The structure and style of the extended documentary is as unconventional as its subject’s own films—it begins with a quick zip through his full filmography (well, almost full—his much-maligned, done-as-a-favor-and-for-the-money last film Big Trouble isn’t even mentioned), primarily as a formality and an introduction, but spends the bulk of its running time as a thematic, rather than a chronological, exploration. Director Charles Kiselyak expertly interweaves discussions of his characters, his women, his methodology, his business sense (or lack thereof), his theatrical sidebars, his musicianship, his infectious spirit. Though Kiselyak is somewhat hamstrung by the limitations of his clip library (no Minnie and Moskowitz, no Gloria, no Love Streams, very little Husbands—basically, it only uses the films from the Criterion set it was included in), the behind-the-scenes pieces (mostly drawn from The Making of “Husbands” and “I’m Almost Not Crazy”) are tremendous.
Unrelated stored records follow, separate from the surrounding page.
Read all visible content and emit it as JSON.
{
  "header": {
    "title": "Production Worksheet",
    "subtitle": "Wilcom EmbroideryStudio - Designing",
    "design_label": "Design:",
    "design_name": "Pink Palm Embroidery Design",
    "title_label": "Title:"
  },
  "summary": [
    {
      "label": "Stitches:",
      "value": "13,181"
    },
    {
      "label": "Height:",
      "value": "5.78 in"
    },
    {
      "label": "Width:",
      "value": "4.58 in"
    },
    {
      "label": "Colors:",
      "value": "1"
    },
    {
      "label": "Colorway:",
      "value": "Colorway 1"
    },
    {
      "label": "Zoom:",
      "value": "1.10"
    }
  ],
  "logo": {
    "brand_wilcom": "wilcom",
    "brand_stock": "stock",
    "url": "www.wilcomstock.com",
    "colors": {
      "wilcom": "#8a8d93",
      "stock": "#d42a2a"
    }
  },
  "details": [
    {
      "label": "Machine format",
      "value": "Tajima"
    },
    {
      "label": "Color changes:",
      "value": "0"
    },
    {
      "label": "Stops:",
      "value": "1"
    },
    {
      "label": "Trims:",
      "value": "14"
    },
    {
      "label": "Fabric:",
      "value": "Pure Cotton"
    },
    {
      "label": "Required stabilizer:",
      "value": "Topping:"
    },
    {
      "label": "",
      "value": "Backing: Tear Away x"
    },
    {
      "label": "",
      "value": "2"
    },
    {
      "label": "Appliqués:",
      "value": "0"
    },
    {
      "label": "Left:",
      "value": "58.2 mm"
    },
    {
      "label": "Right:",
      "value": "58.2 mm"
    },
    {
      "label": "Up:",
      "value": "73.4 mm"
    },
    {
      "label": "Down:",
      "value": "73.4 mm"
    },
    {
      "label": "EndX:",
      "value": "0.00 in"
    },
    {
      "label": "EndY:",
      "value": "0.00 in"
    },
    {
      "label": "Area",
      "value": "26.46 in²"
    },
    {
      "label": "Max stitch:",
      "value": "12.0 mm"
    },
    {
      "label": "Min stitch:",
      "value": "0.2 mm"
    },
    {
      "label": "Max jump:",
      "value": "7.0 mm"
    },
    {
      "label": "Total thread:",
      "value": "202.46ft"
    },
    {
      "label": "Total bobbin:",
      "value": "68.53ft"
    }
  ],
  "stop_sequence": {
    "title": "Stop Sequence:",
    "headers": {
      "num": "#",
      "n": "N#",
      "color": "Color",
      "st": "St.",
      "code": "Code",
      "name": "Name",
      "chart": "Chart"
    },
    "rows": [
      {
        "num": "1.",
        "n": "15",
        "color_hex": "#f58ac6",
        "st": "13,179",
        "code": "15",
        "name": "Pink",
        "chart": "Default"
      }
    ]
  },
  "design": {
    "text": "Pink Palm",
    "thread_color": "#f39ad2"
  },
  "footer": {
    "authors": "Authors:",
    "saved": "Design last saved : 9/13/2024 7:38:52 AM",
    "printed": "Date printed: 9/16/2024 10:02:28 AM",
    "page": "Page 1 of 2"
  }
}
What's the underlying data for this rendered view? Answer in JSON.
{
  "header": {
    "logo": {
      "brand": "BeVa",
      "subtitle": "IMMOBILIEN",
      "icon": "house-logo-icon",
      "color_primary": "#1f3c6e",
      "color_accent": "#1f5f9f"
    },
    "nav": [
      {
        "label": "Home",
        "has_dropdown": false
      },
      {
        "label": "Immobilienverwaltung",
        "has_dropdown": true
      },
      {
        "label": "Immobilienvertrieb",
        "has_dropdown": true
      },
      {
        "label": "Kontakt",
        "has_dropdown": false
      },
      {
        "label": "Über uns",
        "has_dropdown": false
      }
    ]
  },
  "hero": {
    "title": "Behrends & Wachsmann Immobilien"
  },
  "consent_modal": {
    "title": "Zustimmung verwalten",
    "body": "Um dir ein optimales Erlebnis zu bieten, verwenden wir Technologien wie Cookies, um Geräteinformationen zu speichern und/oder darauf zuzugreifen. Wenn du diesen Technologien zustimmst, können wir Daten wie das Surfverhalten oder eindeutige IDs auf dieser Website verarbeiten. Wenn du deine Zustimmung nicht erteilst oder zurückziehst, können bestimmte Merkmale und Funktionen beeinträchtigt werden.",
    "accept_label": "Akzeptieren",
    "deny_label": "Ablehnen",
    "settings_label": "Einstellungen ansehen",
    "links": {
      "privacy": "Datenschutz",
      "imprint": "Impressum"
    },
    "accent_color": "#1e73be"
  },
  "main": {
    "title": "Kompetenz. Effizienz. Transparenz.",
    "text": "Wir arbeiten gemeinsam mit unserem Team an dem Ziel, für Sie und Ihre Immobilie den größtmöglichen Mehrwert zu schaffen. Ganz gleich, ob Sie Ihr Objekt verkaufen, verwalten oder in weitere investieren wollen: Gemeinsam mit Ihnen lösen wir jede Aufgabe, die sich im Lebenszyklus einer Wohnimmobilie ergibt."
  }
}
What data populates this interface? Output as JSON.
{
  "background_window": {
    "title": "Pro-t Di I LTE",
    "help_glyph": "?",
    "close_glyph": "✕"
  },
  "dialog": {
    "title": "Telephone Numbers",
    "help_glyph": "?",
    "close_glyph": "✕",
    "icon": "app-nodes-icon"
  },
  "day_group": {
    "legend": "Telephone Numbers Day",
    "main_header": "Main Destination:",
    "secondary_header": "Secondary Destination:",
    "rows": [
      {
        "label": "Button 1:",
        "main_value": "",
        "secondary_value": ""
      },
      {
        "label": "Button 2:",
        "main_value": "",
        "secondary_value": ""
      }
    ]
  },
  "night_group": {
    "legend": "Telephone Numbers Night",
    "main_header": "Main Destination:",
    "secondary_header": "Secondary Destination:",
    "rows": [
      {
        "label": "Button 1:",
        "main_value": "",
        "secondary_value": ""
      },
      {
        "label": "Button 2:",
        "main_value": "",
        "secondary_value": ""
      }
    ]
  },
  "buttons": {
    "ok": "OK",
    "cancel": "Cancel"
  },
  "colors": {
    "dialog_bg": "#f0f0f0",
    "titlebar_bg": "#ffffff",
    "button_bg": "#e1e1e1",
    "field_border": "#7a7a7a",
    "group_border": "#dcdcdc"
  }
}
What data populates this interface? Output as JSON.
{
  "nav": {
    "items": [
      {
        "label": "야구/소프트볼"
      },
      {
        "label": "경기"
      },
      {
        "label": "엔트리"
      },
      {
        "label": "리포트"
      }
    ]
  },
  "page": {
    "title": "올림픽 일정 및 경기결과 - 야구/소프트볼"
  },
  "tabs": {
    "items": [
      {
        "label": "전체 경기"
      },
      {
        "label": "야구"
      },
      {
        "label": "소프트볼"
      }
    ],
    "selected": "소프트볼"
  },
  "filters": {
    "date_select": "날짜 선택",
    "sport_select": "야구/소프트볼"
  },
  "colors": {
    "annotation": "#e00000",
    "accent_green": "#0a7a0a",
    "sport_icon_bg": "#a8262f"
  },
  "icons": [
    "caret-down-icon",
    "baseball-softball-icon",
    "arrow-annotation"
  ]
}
All of the usual suspects turn up to thrown in their two cents—Gena Rowlands, Ben Gazzara, Seymour Cassel, Peter Falk—along with those whose collaborations with him never made it to the screen (Jon Voight, Sean Penn, Carol Kane), the lesser-known but invaluable stars of the early films (like Faces’ Lynn Carlin and Shadows’ Lelia Goldoni), and his fellow filmmakers (John Sayles, Peter Bogdanovich). Late in the film, Bogdanovich gives voice to the criticisms most frequently lobbed against his friend, and admits that he sometimes felt the same way about those pictures. But he then goes on, and manages to sum up the beauty and brilliance of Cassavetes’s work simply and eloquently. Like much of that work, A Constant Forge is too damned long and is often just all over the place. But it is an intelligent film, and gives its subject the credit and diligence he deserves.